• We bring you tidings of comfort and joy.

    Music calms the beast in us all. It was a long day – made considerably longer by forgetting my lunch in the refrigerator this morning (you try riding twenty miles back and forth to work without lunch and we’ll see how chipper you feel). Well the tyke is in bed and the wife is shopping with her mother. My stomach is finally sated and my studio headphones are firmly seated over my ears. My trusty iBook sits in my lap, bringing the world to the comfortable spot between my couch, my slouching back, and my feet propped up on the table. This would be my personal beer commercial, if only I drank beer.


  • Gay TV

    Stooping to a new low, I’m about to discuss the merits of “Reality TV.” I wouldn’t even be discussing the matter if it were not for Cheryl’s brush with pseudo-celebrity by proxy (re: Cheryl’s cousin Bill on a Fox “Reality TV” series: “Playing it Straight”).

    First, I feel compelled to rehash the “Reality TV” label discussion. Put someone in a situation that they would not normally live in (aka a fantasy, a la Survivor), tell them to pretend that they are something that they are not (aka acting, a la Joe Millionaire or Playing it Straight), and tell me how this is different than “Fiction TV?” Oh, but these are “real” people you say? Unlike all of those fake people on the sitcoms? Call it “Unscripted TV” if you must, at least that would be accurate. Then again, I’ll never be confused with a “Marketing Guy”. There’s just so little that is “real” about “Reality TV”… I’m instantly put off. Yeah, I know I’ve said it all before, I just had to get it out of my system before I moved on.

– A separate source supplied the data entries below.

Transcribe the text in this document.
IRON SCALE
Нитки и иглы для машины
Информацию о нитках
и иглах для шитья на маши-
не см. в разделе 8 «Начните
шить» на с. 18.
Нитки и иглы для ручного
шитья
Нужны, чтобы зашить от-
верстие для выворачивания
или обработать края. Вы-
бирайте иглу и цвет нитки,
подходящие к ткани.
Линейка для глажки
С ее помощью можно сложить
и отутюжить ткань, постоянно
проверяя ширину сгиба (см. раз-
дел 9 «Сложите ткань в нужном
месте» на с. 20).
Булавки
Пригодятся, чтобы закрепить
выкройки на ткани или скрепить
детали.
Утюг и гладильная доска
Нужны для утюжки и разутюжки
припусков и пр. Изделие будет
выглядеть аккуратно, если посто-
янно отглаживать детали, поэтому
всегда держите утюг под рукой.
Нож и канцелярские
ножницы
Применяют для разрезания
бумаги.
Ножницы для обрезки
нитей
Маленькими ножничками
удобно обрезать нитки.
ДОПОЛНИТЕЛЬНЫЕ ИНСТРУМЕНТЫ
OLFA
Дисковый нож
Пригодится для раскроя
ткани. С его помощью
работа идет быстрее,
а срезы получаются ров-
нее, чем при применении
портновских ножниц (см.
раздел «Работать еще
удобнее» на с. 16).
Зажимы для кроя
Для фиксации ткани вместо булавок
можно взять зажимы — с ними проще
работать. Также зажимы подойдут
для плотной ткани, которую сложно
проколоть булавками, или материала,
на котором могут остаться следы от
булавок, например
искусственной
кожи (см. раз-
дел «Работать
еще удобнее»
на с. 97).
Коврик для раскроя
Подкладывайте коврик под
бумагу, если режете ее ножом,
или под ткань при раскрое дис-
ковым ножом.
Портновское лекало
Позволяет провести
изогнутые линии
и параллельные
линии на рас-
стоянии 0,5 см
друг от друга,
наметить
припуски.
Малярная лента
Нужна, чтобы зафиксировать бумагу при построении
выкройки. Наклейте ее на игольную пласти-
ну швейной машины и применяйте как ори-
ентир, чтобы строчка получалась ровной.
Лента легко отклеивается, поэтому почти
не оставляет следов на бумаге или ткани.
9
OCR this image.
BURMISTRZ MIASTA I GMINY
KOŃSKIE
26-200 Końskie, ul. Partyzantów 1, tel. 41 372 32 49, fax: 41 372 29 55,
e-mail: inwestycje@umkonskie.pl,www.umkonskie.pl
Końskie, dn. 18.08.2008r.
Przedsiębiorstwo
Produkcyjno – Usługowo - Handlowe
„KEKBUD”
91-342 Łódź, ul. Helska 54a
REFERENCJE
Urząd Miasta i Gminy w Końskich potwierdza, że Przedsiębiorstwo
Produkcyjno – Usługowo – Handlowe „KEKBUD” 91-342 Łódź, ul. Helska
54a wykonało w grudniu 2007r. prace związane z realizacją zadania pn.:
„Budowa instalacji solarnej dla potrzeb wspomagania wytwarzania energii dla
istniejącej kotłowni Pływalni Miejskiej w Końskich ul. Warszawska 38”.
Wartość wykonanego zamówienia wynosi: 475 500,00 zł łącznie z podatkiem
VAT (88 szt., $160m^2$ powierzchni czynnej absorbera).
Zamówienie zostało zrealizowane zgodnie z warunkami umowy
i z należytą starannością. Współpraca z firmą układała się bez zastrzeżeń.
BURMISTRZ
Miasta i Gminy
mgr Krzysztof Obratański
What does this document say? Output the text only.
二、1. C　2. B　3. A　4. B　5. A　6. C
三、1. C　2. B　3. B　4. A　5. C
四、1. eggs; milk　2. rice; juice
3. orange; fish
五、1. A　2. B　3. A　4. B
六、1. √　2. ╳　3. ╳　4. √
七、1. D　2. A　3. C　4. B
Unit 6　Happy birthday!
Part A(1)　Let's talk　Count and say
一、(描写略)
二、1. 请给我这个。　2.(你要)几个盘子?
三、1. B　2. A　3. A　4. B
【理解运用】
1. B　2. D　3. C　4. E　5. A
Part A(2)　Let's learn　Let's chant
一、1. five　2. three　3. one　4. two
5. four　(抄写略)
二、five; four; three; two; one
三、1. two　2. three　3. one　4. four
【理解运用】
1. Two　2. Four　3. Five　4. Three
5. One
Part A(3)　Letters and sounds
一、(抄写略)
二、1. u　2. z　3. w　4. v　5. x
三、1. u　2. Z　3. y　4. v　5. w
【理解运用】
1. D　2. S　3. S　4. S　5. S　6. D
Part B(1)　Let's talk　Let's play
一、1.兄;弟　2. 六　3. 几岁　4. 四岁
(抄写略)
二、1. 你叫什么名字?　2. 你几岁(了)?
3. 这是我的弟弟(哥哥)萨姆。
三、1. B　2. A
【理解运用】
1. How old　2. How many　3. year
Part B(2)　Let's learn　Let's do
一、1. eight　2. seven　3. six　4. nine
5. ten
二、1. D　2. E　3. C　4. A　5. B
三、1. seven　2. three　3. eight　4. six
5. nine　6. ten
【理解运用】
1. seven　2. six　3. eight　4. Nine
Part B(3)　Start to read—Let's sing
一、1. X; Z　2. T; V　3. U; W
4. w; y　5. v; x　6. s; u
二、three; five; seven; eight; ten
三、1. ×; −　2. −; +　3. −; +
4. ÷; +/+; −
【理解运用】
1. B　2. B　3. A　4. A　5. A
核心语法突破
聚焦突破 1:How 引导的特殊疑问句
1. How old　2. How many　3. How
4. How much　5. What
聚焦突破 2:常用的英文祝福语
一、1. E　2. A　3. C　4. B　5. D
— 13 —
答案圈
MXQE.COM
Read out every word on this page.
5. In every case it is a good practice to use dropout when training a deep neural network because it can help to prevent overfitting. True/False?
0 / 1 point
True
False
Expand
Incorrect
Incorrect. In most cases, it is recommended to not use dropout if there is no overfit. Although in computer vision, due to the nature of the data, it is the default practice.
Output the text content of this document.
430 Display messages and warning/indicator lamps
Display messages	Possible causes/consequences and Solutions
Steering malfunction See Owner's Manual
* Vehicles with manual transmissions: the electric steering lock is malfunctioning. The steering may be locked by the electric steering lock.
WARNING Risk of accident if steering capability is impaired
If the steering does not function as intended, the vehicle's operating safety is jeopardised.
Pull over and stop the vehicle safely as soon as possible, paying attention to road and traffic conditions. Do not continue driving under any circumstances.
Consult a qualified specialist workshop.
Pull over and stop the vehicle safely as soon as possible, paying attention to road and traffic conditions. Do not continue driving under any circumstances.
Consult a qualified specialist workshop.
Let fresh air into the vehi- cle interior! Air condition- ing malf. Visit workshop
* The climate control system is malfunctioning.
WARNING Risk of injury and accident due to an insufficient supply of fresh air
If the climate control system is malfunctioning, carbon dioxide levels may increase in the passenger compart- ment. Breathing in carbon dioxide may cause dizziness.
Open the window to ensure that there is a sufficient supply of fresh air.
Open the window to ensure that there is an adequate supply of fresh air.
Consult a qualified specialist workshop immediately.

    Due to Cheryl’s interest in this latest show, I’ve been a little more attentive to the various discussions in the media about this particular show. Most have not been particularly positive. They have talked at length about the portrayal of Gays and Lesbians on TV. One common thread has been that the show awkwardly puts gay men “back in the closet” in the interest of “entertainment”. Folks in the media wonder how this furthers the cause of acceptance, the implication being that the premise of the show reinforces the idea that being gay is bad – something that should be hidden or overcome. I guess I can see that argument, but I feel compelled to add a few things. First, why single out this particular “Reality” show. I find it no worse than any of the other “reality” shows. Most of them put people in demeaning positions, making it seem O.K. to lie, trick or otherwise deceive. Second, well… I hate to bring it up because I am loathe to find anything socially redeeming about anything ‘ole Rupert has his hands in, but here goes. The one interesting thing I see in the show is the direct challenge to stereotypes about straight and gay men. While the gay men supposedly are doing their darn tootin best to “play it straight”, the producers also seem to have picked a pool of straight men with qualities similar to stereotypical gay men. If you believe the premise of the show, and you believe that the men are honest when they are kicked off the show (by the woman who is trying to guess who is gay and eliminate them from the contest), you see an interesting trend – more straight men are being wrongly identified as “gay” than actual gay men (so far). Doesn’t that say something, however little, about stereotypes? Sure, the gay men are “playing it straight”, but the straight men know the rules too – so one would assume they are too. One would assume that it would be easier to actually be straight than to pretend.

    Stereotypes lead to unfair prejudgement. We tend to assume that which we should not because of stereotypes. If something comes along that challenges those stereotypes, can it be all that bad?


  • Riding in a car with a child.

    So there I was, holding a sealed container in the front passenger seat of our car, as my wife drove the last leg of our journey home. Supporting the bottom of the thin plastic container with both hands, I could feel the warm contents gently sloshing about to the rhythm of the highway. Just moments before, my daughter had gotten sick in the car, the second time she had such a bout of illness on this trip. My wife was frustrated, but I was just peachy. Why? Let me take you back one week. We were driving to New Orleans to visit my sister. We had just left when my daughter started coughing. I asked my daughter if she was o.k. and she said she was. But then she started gagging. I lunged for the plastic container we brought along, in the even that such a contingency should occur, and handed it to my daughter. She coughed a gagged for a few seconds before declaring that she was feeling o.k. She held out the container for me in her outstretched hands, and then proceeded to throw up between the newly created void between her arms and into her lap.

    Dear mother of all that is holy, what was she thinking?

    This is how I came to be happy about holding a warm, sealed container of car sickness in my hands on the final leg of our drive home from New Orleans.